Vivre dans la maison de Höss pendant quasiment tout le film, pique-niquer avec sa famille et entendre les cris des prisonniers et des tortionnaires de l’autre côté du mur, très inconfortable pour moi.
Spoiler ( je prends des précautions au cas où des gens n’auraient pas vu le film, qui ne circule pas beaucoup sur les plateformes et la tévé ) : dans un autre registre, « Birth » était assez compliqué aussi : une certaine scène de bain par exemple -
Benoît
InvitéOui c’est les notions de morale convoquées dans l’interview qui m’ont le plus étonné/déstabilisé. Ça parait d’abord simple, mais bizarrement trop simple pour être vraiment clair. Il y a un loup. Comme pour cette histoire de mépris que j’ai terminé il y a quelques jours. Intuition d’une embrouille sur un mot embrouillé. Mais François a déjà beaucoup parlé/écrit sur la morale, mais vu que j’ai presque tout oublié, j’éclaircis pour moi-même ici.
Les deux phrases que tu cites et que j’avais aussi retenues semblent se contredire, celle de l’historien : » quand on va voir un film sur un collabo, il n’y a pas de suspense sur la qualité morale des personnages » et celle de XG sur le « confort moral » de la zone d’intérêt. Sous-entendu XG, lui, va déplier les zones d’inconfort moral alors même que l’historien lui dit que ce serait un film que c’est pas la peine… Bref, XG, malgré notre biais moral déjà acquis, irait là où ça nous ferait mal, là où ça nous déstabiliserait… Mais finalement ne fait pas le travail.
Comme l’a précisé le Tout va bien, XG ne cesse d’instiller des contre-points moraux pour rendre safe le personnage de Luchaire. Alors que Glazer nous donne à observer et juger ses persos comme malgré nous. Des personnages qui malgré les logiques qui les travaillent, les intérêts qu’ils défendent et qui sont explicités d’ailleurs avec une grande clarté (on a comme toute les clefs pour comprendre les désirs dans lesquels ils sont pris : partir, rester, bref comment vivre ) nous restent paradoxalement opaques. Et c’est cette opacité – qui peut parfois être difficile à supporter ou au contraire décupler notre plaisir à les regarder – qui vient rentrer en tension avec notre jugement moral, vu l’horreur qui se joue hors-champ.
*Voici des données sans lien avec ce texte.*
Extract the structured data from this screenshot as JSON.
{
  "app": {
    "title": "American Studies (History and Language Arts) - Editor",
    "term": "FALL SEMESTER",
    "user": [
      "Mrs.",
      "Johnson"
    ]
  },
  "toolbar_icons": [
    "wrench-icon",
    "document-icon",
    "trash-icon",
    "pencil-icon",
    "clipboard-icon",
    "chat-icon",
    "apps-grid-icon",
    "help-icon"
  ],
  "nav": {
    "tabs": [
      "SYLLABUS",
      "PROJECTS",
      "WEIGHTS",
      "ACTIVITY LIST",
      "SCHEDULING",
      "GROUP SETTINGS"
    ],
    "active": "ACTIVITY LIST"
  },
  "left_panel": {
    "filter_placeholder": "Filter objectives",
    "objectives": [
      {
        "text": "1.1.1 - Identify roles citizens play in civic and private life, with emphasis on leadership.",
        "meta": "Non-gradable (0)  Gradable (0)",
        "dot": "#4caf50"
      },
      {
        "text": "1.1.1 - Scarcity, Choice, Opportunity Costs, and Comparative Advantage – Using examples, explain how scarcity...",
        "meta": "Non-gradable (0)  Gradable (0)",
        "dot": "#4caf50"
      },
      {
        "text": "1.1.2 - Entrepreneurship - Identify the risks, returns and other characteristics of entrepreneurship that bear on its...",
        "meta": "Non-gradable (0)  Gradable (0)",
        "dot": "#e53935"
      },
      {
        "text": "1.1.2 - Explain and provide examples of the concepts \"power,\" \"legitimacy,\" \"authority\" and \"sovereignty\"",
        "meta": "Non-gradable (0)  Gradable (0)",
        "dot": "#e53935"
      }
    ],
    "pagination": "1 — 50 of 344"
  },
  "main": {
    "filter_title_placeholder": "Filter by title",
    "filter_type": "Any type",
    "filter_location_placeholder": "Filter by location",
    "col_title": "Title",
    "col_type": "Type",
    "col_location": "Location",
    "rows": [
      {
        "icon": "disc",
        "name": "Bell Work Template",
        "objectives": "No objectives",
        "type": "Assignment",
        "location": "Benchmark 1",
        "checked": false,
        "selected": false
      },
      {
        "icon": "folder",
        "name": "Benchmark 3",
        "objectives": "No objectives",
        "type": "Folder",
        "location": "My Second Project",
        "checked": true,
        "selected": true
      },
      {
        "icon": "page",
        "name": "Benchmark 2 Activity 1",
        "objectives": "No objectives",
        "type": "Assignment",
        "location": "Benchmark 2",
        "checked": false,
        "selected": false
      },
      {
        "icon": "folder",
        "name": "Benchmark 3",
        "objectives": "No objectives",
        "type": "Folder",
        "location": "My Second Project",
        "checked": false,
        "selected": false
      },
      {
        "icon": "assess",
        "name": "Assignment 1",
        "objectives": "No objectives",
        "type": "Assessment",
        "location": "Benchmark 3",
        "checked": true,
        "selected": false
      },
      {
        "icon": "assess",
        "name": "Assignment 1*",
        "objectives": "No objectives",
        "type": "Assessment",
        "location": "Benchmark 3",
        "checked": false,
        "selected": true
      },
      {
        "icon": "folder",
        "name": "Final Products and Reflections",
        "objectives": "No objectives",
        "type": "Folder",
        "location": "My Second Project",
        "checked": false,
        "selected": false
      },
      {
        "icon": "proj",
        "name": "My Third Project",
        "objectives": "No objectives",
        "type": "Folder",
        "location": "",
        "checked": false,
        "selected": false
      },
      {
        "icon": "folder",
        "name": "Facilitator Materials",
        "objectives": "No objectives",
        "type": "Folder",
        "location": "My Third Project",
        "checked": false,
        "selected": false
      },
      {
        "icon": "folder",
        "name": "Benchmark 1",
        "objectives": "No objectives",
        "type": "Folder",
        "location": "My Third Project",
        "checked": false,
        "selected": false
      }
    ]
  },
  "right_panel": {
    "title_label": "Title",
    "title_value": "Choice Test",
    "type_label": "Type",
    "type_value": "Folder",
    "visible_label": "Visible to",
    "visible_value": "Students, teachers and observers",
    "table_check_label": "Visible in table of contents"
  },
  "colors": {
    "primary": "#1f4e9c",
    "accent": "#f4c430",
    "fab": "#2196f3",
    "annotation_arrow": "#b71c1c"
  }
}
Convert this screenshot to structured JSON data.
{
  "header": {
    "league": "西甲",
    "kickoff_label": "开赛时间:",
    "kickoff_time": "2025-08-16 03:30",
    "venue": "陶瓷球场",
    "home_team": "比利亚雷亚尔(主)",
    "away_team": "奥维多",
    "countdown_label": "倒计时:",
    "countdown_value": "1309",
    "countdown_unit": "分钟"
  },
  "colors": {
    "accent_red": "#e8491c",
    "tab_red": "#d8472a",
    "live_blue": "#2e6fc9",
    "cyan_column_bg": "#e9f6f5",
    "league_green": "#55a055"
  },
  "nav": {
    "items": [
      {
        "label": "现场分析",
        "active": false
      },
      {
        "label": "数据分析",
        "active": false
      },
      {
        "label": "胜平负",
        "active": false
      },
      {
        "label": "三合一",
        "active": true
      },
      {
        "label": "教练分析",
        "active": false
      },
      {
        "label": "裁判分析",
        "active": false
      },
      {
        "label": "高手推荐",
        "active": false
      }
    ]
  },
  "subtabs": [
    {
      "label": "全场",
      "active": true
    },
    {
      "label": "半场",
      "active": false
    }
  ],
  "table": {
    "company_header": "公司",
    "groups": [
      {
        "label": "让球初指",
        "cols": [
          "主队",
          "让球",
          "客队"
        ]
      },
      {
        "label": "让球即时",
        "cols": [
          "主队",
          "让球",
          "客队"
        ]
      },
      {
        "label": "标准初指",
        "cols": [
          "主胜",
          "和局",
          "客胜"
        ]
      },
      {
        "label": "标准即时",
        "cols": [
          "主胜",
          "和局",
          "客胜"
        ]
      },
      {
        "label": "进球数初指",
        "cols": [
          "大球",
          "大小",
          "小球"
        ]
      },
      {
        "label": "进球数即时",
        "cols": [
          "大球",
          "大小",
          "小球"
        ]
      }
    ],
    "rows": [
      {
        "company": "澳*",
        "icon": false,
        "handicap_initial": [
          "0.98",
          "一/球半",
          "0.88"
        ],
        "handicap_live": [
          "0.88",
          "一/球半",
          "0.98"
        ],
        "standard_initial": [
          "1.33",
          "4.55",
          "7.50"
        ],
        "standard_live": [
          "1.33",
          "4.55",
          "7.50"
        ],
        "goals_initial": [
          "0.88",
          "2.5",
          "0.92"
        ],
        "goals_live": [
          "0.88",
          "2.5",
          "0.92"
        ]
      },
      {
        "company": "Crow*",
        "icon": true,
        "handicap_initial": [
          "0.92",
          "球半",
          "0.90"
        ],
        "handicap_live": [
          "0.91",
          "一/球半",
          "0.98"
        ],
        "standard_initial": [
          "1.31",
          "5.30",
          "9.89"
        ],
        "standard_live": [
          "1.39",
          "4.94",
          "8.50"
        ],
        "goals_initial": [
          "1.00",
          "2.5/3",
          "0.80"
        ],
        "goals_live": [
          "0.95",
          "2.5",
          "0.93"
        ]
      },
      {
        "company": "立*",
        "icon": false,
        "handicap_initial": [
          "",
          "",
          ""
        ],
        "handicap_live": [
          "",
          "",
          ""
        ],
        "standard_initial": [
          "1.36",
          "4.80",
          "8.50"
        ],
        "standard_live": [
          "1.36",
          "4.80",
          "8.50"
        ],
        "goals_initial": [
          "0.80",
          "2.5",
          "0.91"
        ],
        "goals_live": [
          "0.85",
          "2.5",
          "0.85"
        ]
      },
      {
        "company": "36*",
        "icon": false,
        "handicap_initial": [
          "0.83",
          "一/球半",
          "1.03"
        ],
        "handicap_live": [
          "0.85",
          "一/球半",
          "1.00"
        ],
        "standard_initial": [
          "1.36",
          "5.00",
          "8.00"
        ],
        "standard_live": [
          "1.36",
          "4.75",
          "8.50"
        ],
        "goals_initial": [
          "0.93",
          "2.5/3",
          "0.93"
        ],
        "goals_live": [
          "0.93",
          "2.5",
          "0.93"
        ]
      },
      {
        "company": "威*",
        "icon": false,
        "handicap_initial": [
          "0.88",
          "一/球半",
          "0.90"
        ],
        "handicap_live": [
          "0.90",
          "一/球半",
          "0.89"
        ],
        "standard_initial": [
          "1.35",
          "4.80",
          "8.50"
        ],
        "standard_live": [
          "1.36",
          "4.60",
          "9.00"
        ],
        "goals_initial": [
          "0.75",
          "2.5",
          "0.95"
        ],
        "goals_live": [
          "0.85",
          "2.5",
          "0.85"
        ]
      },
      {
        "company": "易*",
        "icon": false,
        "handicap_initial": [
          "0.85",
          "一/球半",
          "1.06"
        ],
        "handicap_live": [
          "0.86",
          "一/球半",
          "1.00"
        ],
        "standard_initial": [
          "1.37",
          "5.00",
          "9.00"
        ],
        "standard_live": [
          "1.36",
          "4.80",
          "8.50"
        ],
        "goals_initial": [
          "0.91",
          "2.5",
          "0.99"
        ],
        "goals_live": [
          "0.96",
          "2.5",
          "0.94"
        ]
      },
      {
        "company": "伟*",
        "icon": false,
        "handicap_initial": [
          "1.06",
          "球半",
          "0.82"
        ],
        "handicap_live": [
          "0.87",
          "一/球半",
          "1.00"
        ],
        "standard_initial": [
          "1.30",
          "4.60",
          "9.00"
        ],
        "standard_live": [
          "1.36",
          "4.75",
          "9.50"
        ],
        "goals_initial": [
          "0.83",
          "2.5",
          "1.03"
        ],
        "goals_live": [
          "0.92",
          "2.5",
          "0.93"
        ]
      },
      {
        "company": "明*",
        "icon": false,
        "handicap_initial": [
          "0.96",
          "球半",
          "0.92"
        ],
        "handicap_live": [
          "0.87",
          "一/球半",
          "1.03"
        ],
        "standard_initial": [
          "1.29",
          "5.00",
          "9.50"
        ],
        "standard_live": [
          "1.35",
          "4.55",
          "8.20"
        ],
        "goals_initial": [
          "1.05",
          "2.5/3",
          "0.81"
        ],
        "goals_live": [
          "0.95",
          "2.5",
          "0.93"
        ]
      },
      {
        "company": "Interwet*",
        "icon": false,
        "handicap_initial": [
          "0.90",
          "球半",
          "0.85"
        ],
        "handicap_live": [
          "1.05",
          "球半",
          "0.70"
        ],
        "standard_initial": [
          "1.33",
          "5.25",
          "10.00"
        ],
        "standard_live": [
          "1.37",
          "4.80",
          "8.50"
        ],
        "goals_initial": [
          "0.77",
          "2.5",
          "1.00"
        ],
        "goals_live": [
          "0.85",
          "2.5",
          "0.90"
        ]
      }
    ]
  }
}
En résumé, dans la zone d’intérêt, ces gens existent, ils font des choses, on les regarde faire des choses, et on a simplement à les observer se démerder. Alors que XG démerde les scènes à notre place et distribue les bons et mauvais points. À la fin on a un tableau quantitatif, bonnes ou mauvaises actions, pour voir si Luchaire mérite une bonne image comme en classe de CP. D’où le confort moral du film du XG. On est à chaque fois rassuré et donc agacé que XG finisse toujours pas condamner moralement le personnage – cf scène du procureur qui viendra trier les points – et à faire le boulot à notre place en nous prenant pour des idiots. Pas de scène donc où s’imbrique une cruauté morale où on pourrait se dire justement merde « qu’est ce que j’aurais fait à sa place…. » comme le souhaite XG.
Cf, XG sur la zone d’intérêt que je récite à mon tour : « à aucun moment le dispositif cinématographique du film n’autorise la moindre identification aux personnages. Le choix de caméra, de focale, de lumière, de son évidemment, qui est capital, interdit toute empathie. Personne ne peut sortir de La Zone d’intérêt en se disant : « Et moi, qu’est-ce que j’aurais fait à la place de ce bourreau ? » Le film assure le confort moral du spectateur : observer un monstre à l’œuvre »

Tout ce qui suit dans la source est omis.